Green Mount Cemetery, Montpelier, VT

Check the cemetery for location/directions and other veterans who may be buried there.


Wm. Gordon, of Moretown, of 1st Vermont cavalry, captured on the 29th of June, 1864, has returned home from the rebel prison at Florence, S C, and brings intelligence of the death of his comrade, Philander A. Preston, of Middlesex, about the 20th, of December last, from disease induced by the barbarities of the rebel authorities. Mr. Preston was captured June 29th, 1864. This is the first intelligence the friends of Mr. Preston have received since the 8th of December last.

Source: Vermont Watchman and State Journal, June 2, 1865.
Courtesy of Tom Boudreau.



The funeral of John William Gordon took place at 2 o'clock this afternoon from his late home in Jones Brook, Moretown, and the body was placed in the vault at Green Mount cemetery until spring when the interment will take place.
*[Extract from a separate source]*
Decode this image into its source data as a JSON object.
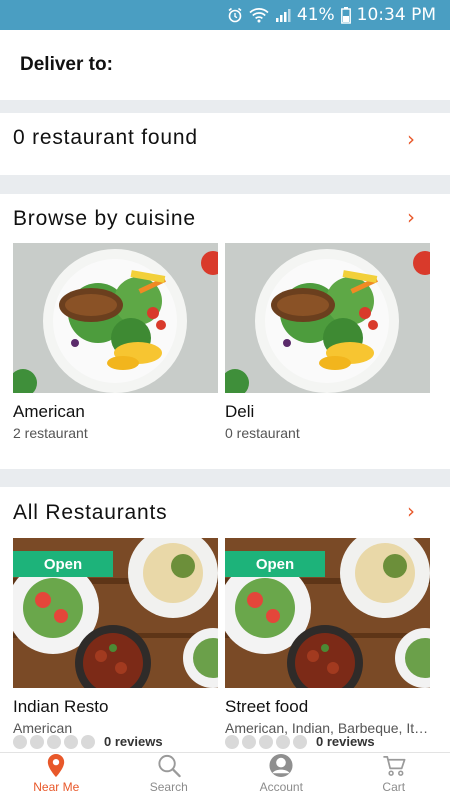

Mr. Gordon died suddenly last Friday evening, after he got up and built the kitchen fire at 5 o'clock. Mr. Gordon was a member of Co. C, First Vermont Cavalry during the Civil War in which he enlisted Nov. 12, 1861. He was taken prisoner Sept. 22, 1863 and paroled Sept. 29, 1863. He was again taken prisoner July 29, 1864 and sent to Andersonville prison from which he escaped May 9, 1865. He was pursued by blood hounds and according to the story he told friends he and his companion shot their pursuers and escaped into the Union lines. He was mustered out May 26, 1865. He did not know Gen. Lee had surrendered until after he got back among his comrades. He formerly lived in the house owned by Henry Carr on Seminary hill.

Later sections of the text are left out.